Parece hasta universal, ya que en todas las civilizaciones, ordena la
estructura del pensamiento, del lenguaje y de la acción[3].
La
cultura greco-latina ha dado un vuelco a esta corriente. Entregándose a un
esfuerzo de reflexión y abstracción, ha ubicado al hombre en el cuadro del
dualismo materia-espíritu definiéndolo como un compuesto de cuerpo y alma. Por
este paso, propone una antropología de tipo abstracta, analítica y estática,
mientras que la precedente era concreta, sintética y dinámica. Los dos puntos
de vista tienen su valor. Se complementan sin contradecirse, el uno elevando la
reflexión filosófica y el otro la experiencia vivida. Antes de filosofar
explícitamente, los griegos, se situaron en la corriente general: ¿Su logos no
era el lugar común donde se encontraban hasta llegar a coincidir la palabra
expresiva, el objeto exterior tomado en su forma de idea subjetiva, dicho de
otro modo los tres niveles del lenguaje, de la exterioridad y del corazón?
Un
rasgo notable de la antropología semítica es su parentesco con la teología.
Esto es sorprendente en la tradición hebraica. Si el hombre de la Biblia es la
única creatura dotada de pensamiento, de palabra y de acción, es porque Yavhé,
del que es imagen, tiene las mismas características: Él piensa, habla y actúa.
Dios tiene un corazón, misterioso, invisible, impenetrable-más aún que el del
hombre- y este corazón está lleno de amor, de proyectos, de ideas, de
pensamientos. Al corazón de Dios está unida su mirada: “Mis ojos y mi corazón
estarán allí siempre”, dice el Cronista a propósito del Templo. (2Cro 7,16). Lo que Dios piensa, lo dice:
“La boca del Señor ha hablado”, proclaman a porfía los profetas, antes de que
Cristo sea definido como la Palabra misma de Yavhé. Yahvé no solamente habla,
sino que escucha: “Escucha, Señor, mi gemido”, grita el salmista, “que tu oído
esté atento al clamor de mi plegaria” (Sal 130,1). Dios tiene un corazón y una
mirada, una boca y una oreja; Él tiene también una mano para actuar, y Él
marcha. Rige los destinos de Israel “con su mano poderosa y su brazo extendido”

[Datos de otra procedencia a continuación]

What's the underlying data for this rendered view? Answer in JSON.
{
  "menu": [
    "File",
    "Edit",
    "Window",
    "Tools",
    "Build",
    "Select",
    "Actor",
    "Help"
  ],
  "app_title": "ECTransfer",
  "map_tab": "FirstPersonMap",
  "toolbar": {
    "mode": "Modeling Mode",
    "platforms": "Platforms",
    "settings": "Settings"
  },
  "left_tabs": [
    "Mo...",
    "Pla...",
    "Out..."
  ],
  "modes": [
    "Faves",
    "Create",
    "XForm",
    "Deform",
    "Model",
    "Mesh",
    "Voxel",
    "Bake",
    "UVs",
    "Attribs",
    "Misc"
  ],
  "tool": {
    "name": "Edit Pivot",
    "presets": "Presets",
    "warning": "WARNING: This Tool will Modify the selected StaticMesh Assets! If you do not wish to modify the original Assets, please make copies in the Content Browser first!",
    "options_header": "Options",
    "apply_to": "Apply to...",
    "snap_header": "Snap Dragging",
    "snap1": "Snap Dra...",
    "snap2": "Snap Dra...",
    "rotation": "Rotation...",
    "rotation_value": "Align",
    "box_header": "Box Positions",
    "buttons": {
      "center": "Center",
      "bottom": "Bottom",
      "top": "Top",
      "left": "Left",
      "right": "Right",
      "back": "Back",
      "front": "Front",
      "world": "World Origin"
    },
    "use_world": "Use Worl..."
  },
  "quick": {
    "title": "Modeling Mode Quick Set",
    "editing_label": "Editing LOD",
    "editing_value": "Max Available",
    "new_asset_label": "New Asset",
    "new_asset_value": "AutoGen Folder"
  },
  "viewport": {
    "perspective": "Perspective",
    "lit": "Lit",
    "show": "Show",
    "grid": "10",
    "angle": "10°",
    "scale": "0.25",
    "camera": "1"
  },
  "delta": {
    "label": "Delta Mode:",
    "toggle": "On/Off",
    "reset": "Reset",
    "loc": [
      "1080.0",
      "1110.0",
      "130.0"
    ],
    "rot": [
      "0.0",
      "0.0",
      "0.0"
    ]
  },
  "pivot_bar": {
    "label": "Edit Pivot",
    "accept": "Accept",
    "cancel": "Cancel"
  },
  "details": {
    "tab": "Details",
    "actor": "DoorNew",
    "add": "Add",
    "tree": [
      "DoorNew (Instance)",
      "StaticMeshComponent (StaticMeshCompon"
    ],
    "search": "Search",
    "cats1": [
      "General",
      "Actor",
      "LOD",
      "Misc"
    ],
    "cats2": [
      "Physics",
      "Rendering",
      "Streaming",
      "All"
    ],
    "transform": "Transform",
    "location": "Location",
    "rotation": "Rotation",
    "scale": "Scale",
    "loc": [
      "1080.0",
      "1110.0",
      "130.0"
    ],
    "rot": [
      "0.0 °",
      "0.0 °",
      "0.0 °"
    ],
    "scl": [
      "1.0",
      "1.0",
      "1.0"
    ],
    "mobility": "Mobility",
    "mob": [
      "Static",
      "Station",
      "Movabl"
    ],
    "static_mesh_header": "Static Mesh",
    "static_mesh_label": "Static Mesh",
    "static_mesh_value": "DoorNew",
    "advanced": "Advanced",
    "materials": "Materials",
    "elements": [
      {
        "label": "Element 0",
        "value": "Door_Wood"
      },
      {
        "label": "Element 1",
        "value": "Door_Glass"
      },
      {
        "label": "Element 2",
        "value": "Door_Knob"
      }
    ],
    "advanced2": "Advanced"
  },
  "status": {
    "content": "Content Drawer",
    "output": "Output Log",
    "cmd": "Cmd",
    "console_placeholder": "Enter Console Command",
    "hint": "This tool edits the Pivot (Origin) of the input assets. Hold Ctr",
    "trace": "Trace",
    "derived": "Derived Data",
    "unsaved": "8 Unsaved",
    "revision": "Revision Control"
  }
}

(Deut 5,15). Y marcha hacia su
pueblo: “Preparen en el desierto un camino para Yavhé, tracen derecho en la
estepa un camino para nuestro Dios” (Is 40,3)
En
Dios, los tres niveles no hacen más que uno: Él ama toda su obra, ve todo, y lo
que dice, lo hace. En el hombre, por el contrario, en quien el pecado ha
introducido incoherencias, la unidad está siempre amenazada: “Un pecado de la
lengua que no puso su corazón” (Eccli 19,16).
“A ustedes, las mujeres, lo que su boca promete, es necesario que sus manos
ejecuten” (Jer 44,25).
La
Biblia no tiene la pretensión de develar el misterio interno de Yavhé, sino de
revelar sus relaciones con la creación y con el hombre. Las relaciones entre
Dios y el hombre se desarrollan en los tres niveles de vida que le son comunes
y que se transforman en lugares privilegiados de su encuentro. Yavhé mira lo
que hace el hombre y lo ama: “Él escruta los riñones y el corazón” (Sal 7,10). Escucha los cantos, los
gritos, las llamadas del hombre, y habla al hombre, que escucha o no escucha.
Actúa en favor del hombre, el cual ve sus obras y puede, conociéndolas y admirándolas,
amarle en su corazón[4].
La
antropología de la Regla de San Benito (RB),
como los elementos de la teología que le son conexos, permanecen radicalmente
fieles al modelo bíblico. La concurrencia al modelo helénico casi no afecta la
visión del hombre que propone san Benito. Sus estudios romanos, bañados de la
corriente cultural greco-latina, no lo han marcado tan profundamente como la
práctica de la Biblia, a la que ha dedicado sus largos años de “escuela del
servicio del Señor”. La vida monástica ha hecho de él, evidentemente un “hombre
de Dios” más que un letrado, un espiritual más que un humanista o un filósofo.
La
RB, por tributaria que sea de
diversos autores anteriores, ha sido considerada durante los siglos, como la
obra de San Benito, quien ha puesto en todo caso de manera magistral la última
mano. Se renunciará, en este breve artículo, al interés y al beneficio que
podría aportar un examen comparativo atribuido a san Benito mismo y a las
fuentes que utiliza ampliamente. Éste se contentará con mostrar cómo la RB en
su totalidad está impregnada de la tríada bíblica, no sólo en las numerosas
frases del texto, sino sobre todo en el espíritu general que ordena el depósito
monástico: un dinamismo procedente de Dios, llevándonos a Él, y pasando por los
tres caminos coordenados de la lengua, del corazón, y de las manos.
Continuará
[1] Esta
concepción bíblica del hombre está desarrollada en nuestro libro: El corazón, la lengua, las manos. Una visión
del hombre, Paris, Desclèe De Brouwer, 1974, 200 pag. Sobretodo tener en
cuenta las paginas 9-87. Un bosquejo del presente artículo ha aparecido bajo el
título “La antropología de la Regla”, Lettre
de Ligugè 141, 1973-3, pp.22-26.
[2] Este
texto venerable que constituye sin duda el más viejo ensayo filosófico de la
historia humana. Dice particularmente esto: “Este es él (corazón) que da todo
conocimiento, es la lengua la que repite lo que el corazón ha pensado… Así son
creados todos los trabajos y todo el arte, la actividad de las manos, la marcha
de las piernas, el funcionamiento de todos los miembros, según el orden
concebido el corazón y que es expresado por la lengua y que es ejecutado en
todas las cosas” (Brice PARAIN, “Le pensèe prephilosophique en Egypte”, en Histoire de la Philosophie, Tomo 1,
Enciclopedia de la Pleiade, Paris, 1969, p.7,).
[4] El
juego de estas interferencias, que forma el tejido de la Biblia entera, esta
subrayado en el capítulo 17 del Eclesiástico.